First glances at the album cover, and indeed many of Halvorson’s album covers, suggest that there is something “sweet” or “comforting” about this music (purchasing a physical cd of this release even comes with an embossed glossy ribbon). These tactics seem slightly deceptive, or at least oddly humorous. No, what lies inside is nearly an hour of thrashing, disorienting, and extremely thrilling jazz compositions for her 8-piece band – indeed, the sound on a Mary Halvorson project may have never been so enormous.
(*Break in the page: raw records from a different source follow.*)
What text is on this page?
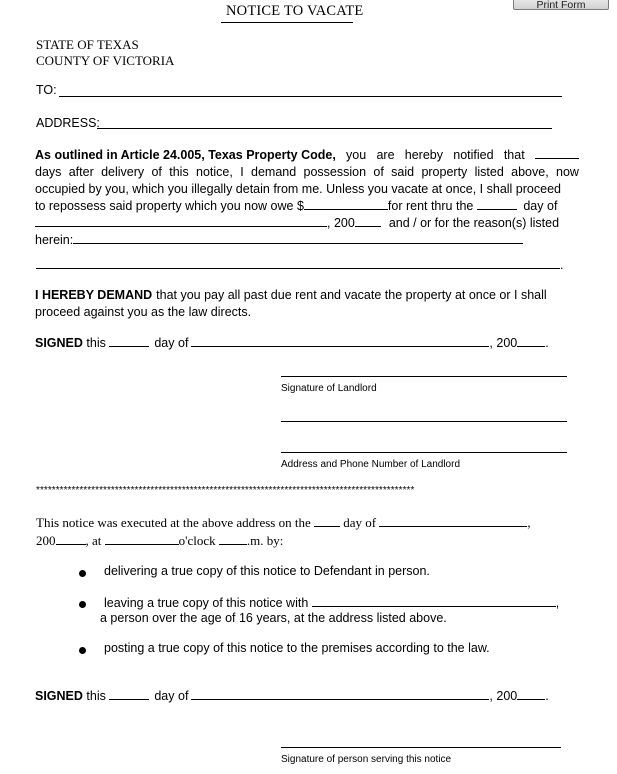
Print Form
NOTICE TO VACATE
STATE OF TEXAS
COUNTY OF VICTORIA
TO:
ADDRESS:
As outlined in Article 24.005, Texas Property Code, you are hereby notified that
days after delivery of this notice, I demand possession of said property listed above, now
occupied by you, which you illegally detain from me. Unless you vacate at once, I shall proceed
to repossess said property which you now owe $	for rent thru the	day of
, 200	and / or for the reason(s) listed
herein:
.
I HEREBY DEMAND that you pay all past due rent and vacate the property at once or I shall
proceed against you as the law directs.
SIGNED this	day of	, 200 .
Signature of Landlord
Address and Phone Number of Landlord
************************************************************************************************
This notice was executed at the above address on the	day of	,
200 , at	o'clock .m. by:
delivering a true copy of this notice to Defendant in person.
leaving a true copy of this notice with	,
a person over the age of 16 years, at the address listed above.
posting a true copy of this notice to the premises according to the law.
SIGNED this	day of	, 200 .
Signature of person serving this notice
“The Absolute Almost” is the longest track, and it features a wide range of the arrangement ideas and sounds you’ll find on this album. Susan Alcorn begins the piece with a lap steel guitar solo that is paced slowly and extremely hollow. And then comes Halvorson with feverish single note slide guitar lines that just barely fill out the harmony, implying odd chords and tonalities. This section is very dissonant and tortured sounding – ugly, yet warm sounds – and it seems to just get thicker and thicker when the upright bass joins in. But then, we’re presented with a strikingly new idea – a break where brass enters in an incredible and triumphant shift of moods. Suddenly everything feels bright and the harmony turns – sort of sweet. This idea is played with and then ultimately destroyed as the band falls into a sonic free for all.
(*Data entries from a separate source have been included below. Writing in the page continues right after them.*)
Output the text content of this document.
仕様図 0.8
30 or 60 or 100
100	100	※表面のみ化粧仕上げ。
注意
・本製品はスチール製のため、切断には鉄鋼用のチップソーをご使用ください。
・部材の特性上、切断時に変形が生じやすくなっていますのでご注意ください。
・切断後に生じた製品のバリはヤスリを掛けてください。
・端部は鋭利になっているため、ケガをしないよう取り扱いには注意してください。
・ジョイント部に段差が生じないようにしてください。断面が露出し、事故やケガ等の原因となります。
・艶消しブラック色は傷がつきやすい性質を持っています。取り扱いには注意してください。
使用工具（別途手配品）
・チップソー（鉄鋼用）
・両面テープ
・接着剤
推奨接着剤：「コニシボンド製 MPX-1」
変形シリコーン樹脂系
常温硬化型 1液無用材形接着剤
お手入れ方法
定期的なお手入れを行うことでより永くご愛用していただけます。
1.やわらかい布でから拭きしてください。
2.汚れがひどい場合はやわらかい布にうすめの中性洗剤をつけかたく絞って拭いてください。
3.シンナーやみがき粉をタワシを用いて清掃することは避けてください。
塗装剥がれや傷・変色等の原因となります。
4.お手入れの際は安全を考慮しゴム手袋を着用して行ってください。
In the jazz world, seemingly more than any other genre, it seems there is this conflict between “tradition” and “experimentation”. I will not claim to be an expert on that tradition or even the tradition of experimentation, but I know for a fact that this is an ongoing discussion. Some argue jazz should remain that straight-ahead, urban sound (a sound like: Jim Hall or Wes Montgomery) while others look to the future and ask where jazz might be headed and how it could be combined with other styles. Halvorson certainly borrows and is inspired by those traditions but plants herself, in my mind, very far on the side that welcomes experimentation and a more eclectic sense of melody. The compositions on this album are very complex and lengthy and they’re densely filled with detailed brass arrangements, killer, off-kilter guitar playing, tasteful, demanding drumming and an overall desire for tumult and chaos. “Away With You” finds the Mary Halvorson Octet moving jazz forward in strange, mathematic intervals and producing horrifying acoustic sounds that you wouldn’t believe could be so strangely, and perhaps sweetly, musical.